Disparition de Manon Relandeau : son compagnon placé en détention en Algérie

Le compagnon de Manon Relandeau, agricultrice de 31 ans disparue depuis le 27 mars dernier à Saint-Étienne-de-Montluc dans la région nantaise, a été placé en détention provisoire par les autorités algériennes. Cette décision intervient après son interpellation à Alger quelques jours plus tôt, a indiqué ce mercredi le parquet de Nantes, confirmant ainsi les informations relatives à ce dossier judiciaire encore en exploration.

Un nouveau tournant dans l’affaire

Cette étape judiciaire survient alors que le suspect, âgé de 41 ans et de nationalité algérienne, est soupçonné d’être impliqué dans la disparition de Manon Relandeau. La jeune femme est introuvable depuis plus d’un mois, ce qui avait conduit le parquet de Nantes à ouvrir une enquête pour meurtre et enlèvement. Le compagnon de Manon Relandeau avait quitté la France le 2 avril 2026, peu après la disparition, en emmenant leur fille de seulement 15 mois vers l’Algérie, pays dont il est ressortissant.

Contexte juridique et enquête internationale

Face à cette situation, une notice rouge d’Interpol a été émise, facilitant la coopération entre les autorités françaises et algériennes pour localiser et interpeller le suspect. Cependant, la coopération judiciaire est complexifiée par une convention entre la France et l’Algérie qui ne prévoit pas d’extradition automatique des ressortissants vers l’un ou l’autre pays. Selon cette convention, les citoyens peuvent être poursuivis dans leur pays d’origine, ce qui explique la détention provisoire engagée en Algérie.

Me Claire Dubois, experte en droit international, explique : « La collaboration judiciaire dans les cas transnationaux repose souvent sur des accords bilatéraux. Dans ce contexte, l’absence d’extradition impose de poursuivre les procédures dans le pays du ressortissant, ce qui peut ralentir l’enquête. »

Profil et antécédents du suspect

Le compagnon de Manon Relandeau est connu des autorités françaises pour des faits antérieurs. En 2019, il avait été condamné par le tribunal correctionnel de Nantes à une peine de prison avec sursis pour des violences conjugales envers une précédente compagne. Ces éléments renforcent la dimension préoccupante de l’enquête qui s’oriente vers une problématique possible de violences au sein du couple.
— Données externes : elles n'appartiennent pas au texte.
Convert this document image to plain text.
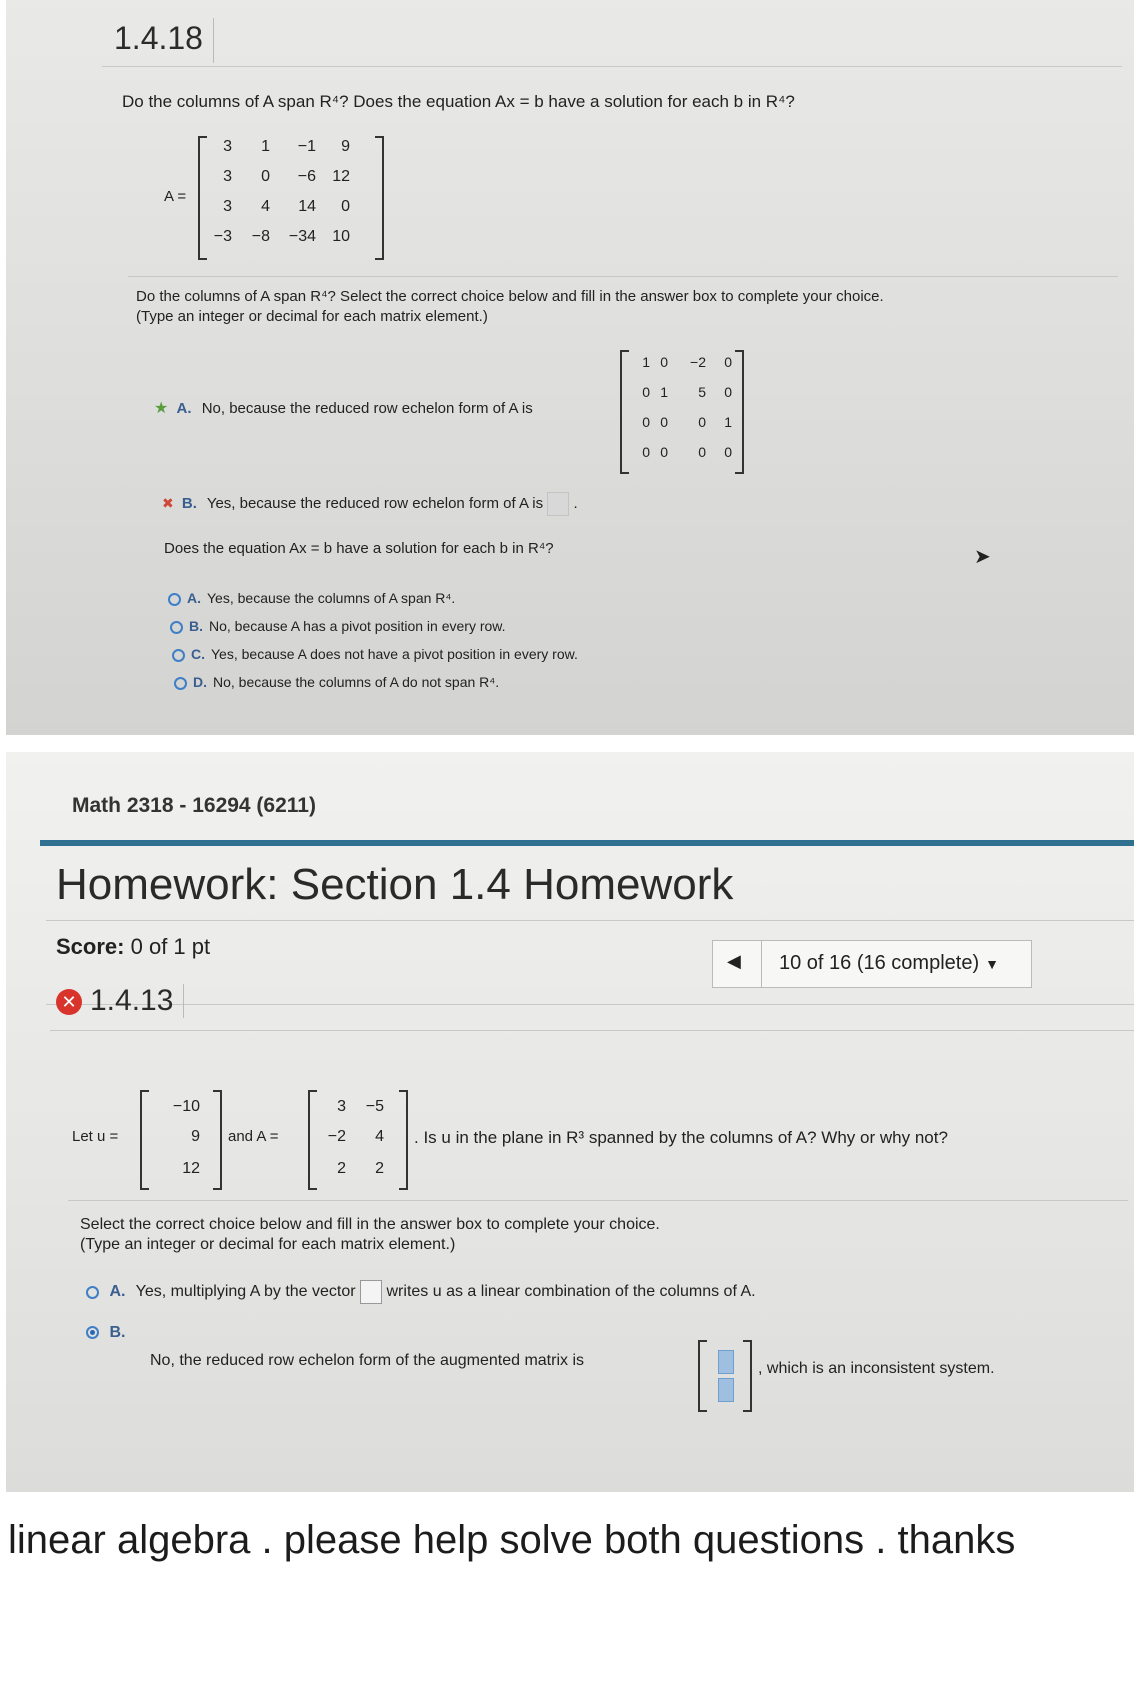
1.4.18
Do the columns of A span R⁴? Does the equation Ax = b have a solution for each b in R⁴?
A =
3	1	−1	9
3	0	−6	12
3	4	14	0
−3	−8 −34	10
Do the columns of A span R⁴? Select the correct choice below and fill in the answer box to complete your choice.
(Type an integer or decimal for each matrix element.)
★ A. No, because the reduced row echelon form of A is
1 0	−2	0
0 1	5	0
0 0	0	1
0 0	0	0
✖ B. Yes, because the reduced row echelon form of A is  .
Does the equation Ax = b have a solution for each b in R⁴?
A. Yes, because the columns of A span R⁴.
B. No, because A has a pivot position in every row.
C. Yes, because A does not have a pivot position in every row.
D. No, because the columns of A do not span R⁴.
➤
Math 2318 - 16294 (6211)
Homework: Section 1.4 Homework
Score: 0 of 1 pt
◀ 10 of 16 (16 complete) ▼
✕ 1.4.13
Let u =
−10
9
12
and A =
3	−5
−2	4
2	2
. Is u in the plane in R³ spanned by the columns of A? Why or why not?
Select the correct choice below and fill in the answer box to complete your choice.
(Type an integer or decimal for each matrix element.)
A. Yes, multiplying A by the vector writes u as a linear combination of the columns of A.
B.
No, the reduced row echelon form of the augmented matrix is	, which is an inconsistent system.
linear algebra . please help solve both questions . thanks
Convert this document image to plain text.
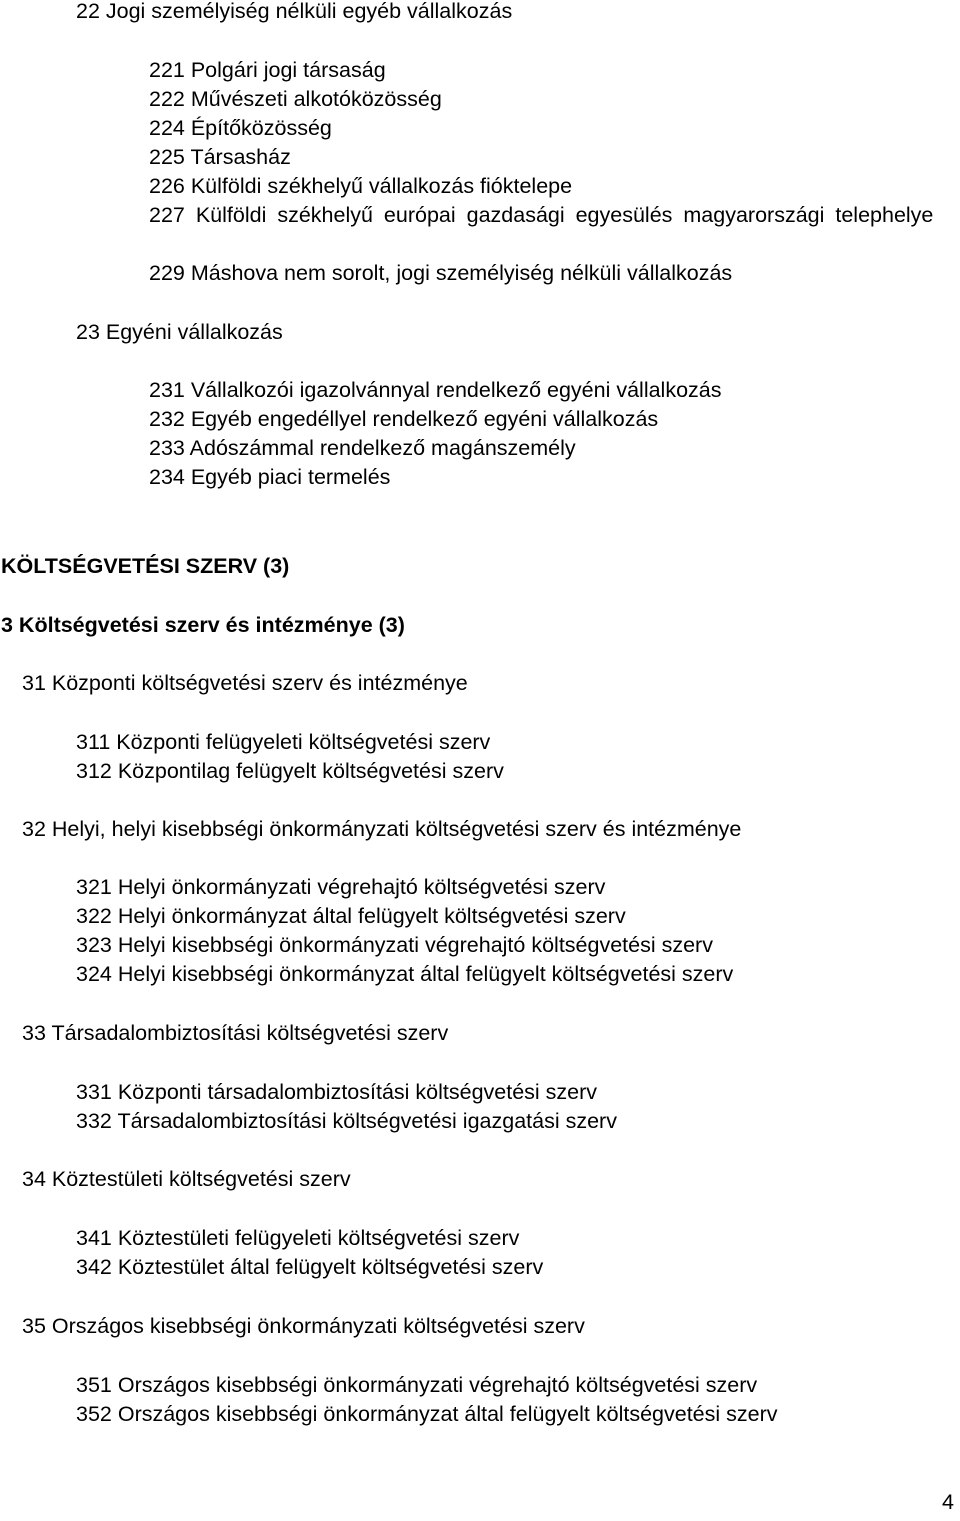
22 Jogi személyiség nélküli egyéb vállalkozás

221 Polgári jogi társaság

222 Művészeti alkotóközösség

224 Építőközösség

225 Társasház

226 Külföldi székhelyű vállalkozás fióktelepe

227 Külföldi székhelyű európai gazdasági egyesülés magyarországi telephelye

229 Máshova nem sorolt, jogi személyiség nélküli vállalkozás

23 Egyéni vállalkozás

231 Vállalkozói igazolvánnyal rendelkező egyéni vállalkozás

232 Egyéb engedéllyel rendelkező egyéni vállalkozás

233 Adószámmal rendelkező magánszemély

234 Egyéb piaci termelés

KÖLTSÉGVETÉSI SZERV (3)

3 Költségvetési szerv és intézménye (3)

31 Központi költségvetési szerv és intézménye

311 Központi felügyeleti költségvetési szerv

312 Központilag felügyelt költségvetési szerv

32 Helyi, helyi kisebbségi önkormányzati költségvetési szerv és intézménye

321 Helyi önkormányzati végrehajtó költségvetési szerv

322 Helyi önkormányzat által felügyelt költségvetési szerv

323 Helyi kisebbségi önkormányzati végrehajtó költségvetési szerv

324 Helyi kisebbségi önkormányzat által felügyelt költségvetési szerv

33 Társadalombiztosítási költségvetési szerv

331 Központi társadalombiztosítási költségvetési szerv

332 Társadalombiztosítási költségvetési igazgatási szerv

34 Köztestületi költségvetési szerv

341 Köztestületi felügyeleti költségvetési szerv

342 Köztestület által felügyelt költségvetési szerv

35 Országos kisebbségi önkormányzati költségvetési szerv

351 Országos kisebbségi önkormányzati végrehajtó költségvetési szerv

352 Országos kisebbségi önkormányzat által felügyelt költségvetési szerv

4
Mobilisation importante pour retrouver Manon Relandeau

Depuis la disparition de l’agricultrice, plus de cent gendarmes sont engagés dans les recherches à Saint-Étienne-de-Montluc et ses environs. Des équipes cynophiles, des plongeurs de la brigade fluviale et des techniciens spécialisés mènent des investigations approfondies dans des zones variées, notamment en milieu aquatique. Une cellule nationale d’enquête a été spécifiquement mise en place sous l’égide de la section de recherches de Nantes pour centraliser les efforts et coordonner l’ensemble des investigations.

Un gendarme participant à l’enquête précise : « Chaque piste est étudiée avec rigueur. Il s’agit d’un travail minutieux et de patience, nous espérons que les efforts conjugués aboutiront rapidement à des résultats permettant de faire avancer la procédure. »
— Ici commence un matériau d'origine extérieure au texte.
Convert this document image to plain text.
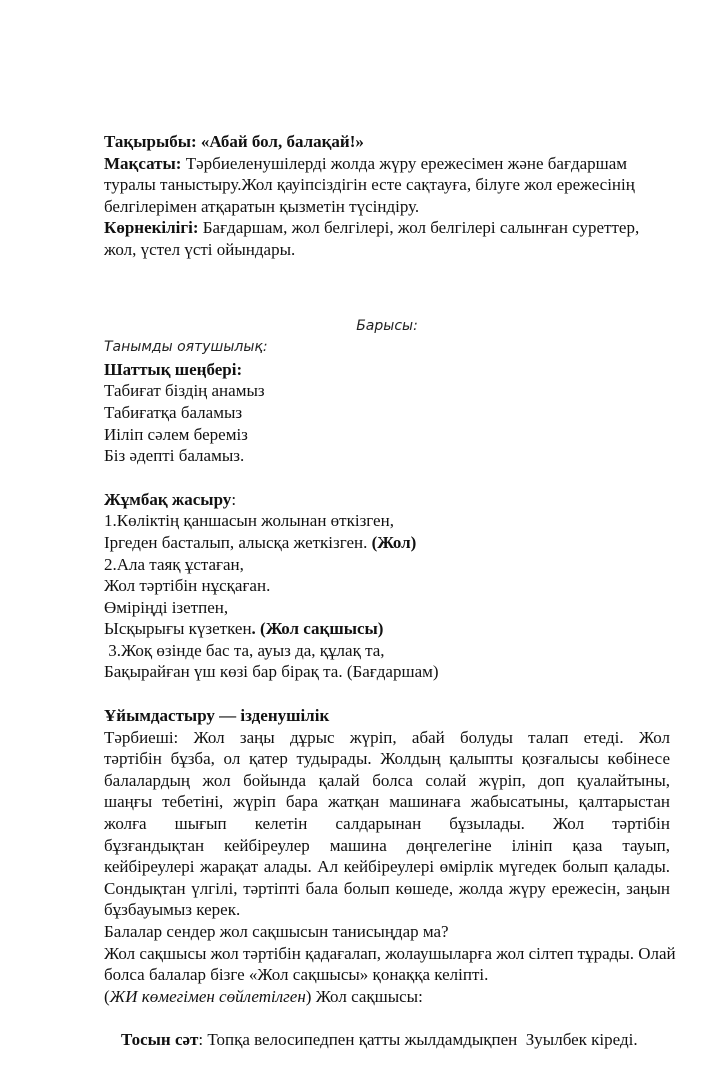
Тақырыбы: «Абай бол, балақай!»
Мақсаты: Тәрбиеленушілерді жолда жүру ережесімен және бағдаршам
туралы таныстыру.Жол қауіпсіздігін есте сақтауға, білуге жол ережесінің
белгілерімен атқаратын қызметін түсіндіру.
Көрнекілігі: Бағдаршам, жол белгілері, жол белгілері салынған суреттер,
жол, үстел үсті ойындары.
Барысы:
Танымды оятушылық:
Шаттық шеңбері:
Табиғат біздің анамыз
Табиғатқа баламыз
Иіліп сәлем береміз
Біз әдепті баламыз.
Жұмбақ жасыру:
1.Көліктің қаншасын жолынан өткізген,
Іргеден басталып, алысқа жеткізген. (Жол)
2.Ала таяқ ұстаған,
Жол тәртібін нұсқаған.
Өміріңді ізетпен,
Ысқырығы күзеткен. (Жол сақшысы)
3.Жоқ өзінде бас та, ауыз да, құлақ та,
Бақырайған үш көзі бар бірақ та. (Бағдаршам)
Ұйымдастыру — ізденушілік
Тәрбиеші: Жол заңы дұрыс жүріп, абай болуды талап етеді. Жол
тәртібін бұзба, ол қатер тудырады. Жолдың қалыпты қозғалысы көбінесе
балалардың жол бойында қалай болса солай жүріп, доп қуалайтыны,
шаңғы тебетіні, жүріп бара жатқан машинаға жабысатыны, қалтарыстан
жолға шығып келетін салдарынан бұзылады. Жол тәртібін
бұзғандықтан кейбіреулер машина дөңгелегіне ілініп қаза тауып,
кейбіреулері жарақат алады. Ал кейбіреулері өмірлік мүгедек болып қалады.
Сондықтан үлгілі, тәртіпті бала болып көшеде, жолда жүру ережесін, заңын
бұзбауымыз керек.
Балалар сендер жол сақшысын танисыңдар ма?
Жол сақшысы жол тәртібін қадағалап, жолаушыларға жол сілтеп тұрады. Олай
болса балалар бізге «Жол сақшысы» қонаққа келіпті.
(ЖИ көмегімен сөйлетілген) Жол сақшысы:

Тосын сәт: Топқа велосипедпен қатты жылдамдықпен  Зуылбек кіреді.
Appel à témoins et informations

La gendarmerie a lancé un appel à témoins pour tenter de recueillir tout élément susceptible d’éclairer le mystère autour de la disparition de Manon Relandeau. Dans les communiqués, elle est décrite comme une femme mince, mesurant environ 1,60 mètre, aux cheveux châtains, longs et ondulés. Toute personne possédant des informations est invitée à contacter la plateforme dédiée par téléphone ou courriel.

Autres suspects dans le dossier

Par ailleurs, deux autres individus ont été mis en examen en France dans le cadre de cette affaire. Ils sont poursuivis pour « association de malfaiteurs en vue de la préparation d’un crime » et « modification des lieux d’un crime ». Leur implication semble pointer vers une possible préméditation ou complicité, ce qui complexifie davantage la dimension criminelle de ce drame.

Un dossier suivi avec attention

La disparition de Manon Relandeau suscite une importante mobilisation au sein des forces de l’ordre et une attention médiatique soutenue. Ce cas illustre les difficultés liées aux enquêtes transnationales avec des suspects se déplaçant rapidement entre pays. Il illustre aussi la nécessité d’une coordination internationale efficace pour garantir la justice et la sécurité des personnes.

Le procureur de Nantes déclare : « Nous maintenons notre détermination à faire toute la lumière sur cette disparition. La collaboration entre la France et l’Algérie est capitale pour assurer la progression de cette enquête sensible. »

Les prochains mois seront décisifs pour le déroulement de l’enquête et le sort de Manon Relandeau, tandis que les autorités poursuivent leurs efforts pour retrouver la jeune femme et comprendre ce qui s’est réellement passé autour de sa disparition.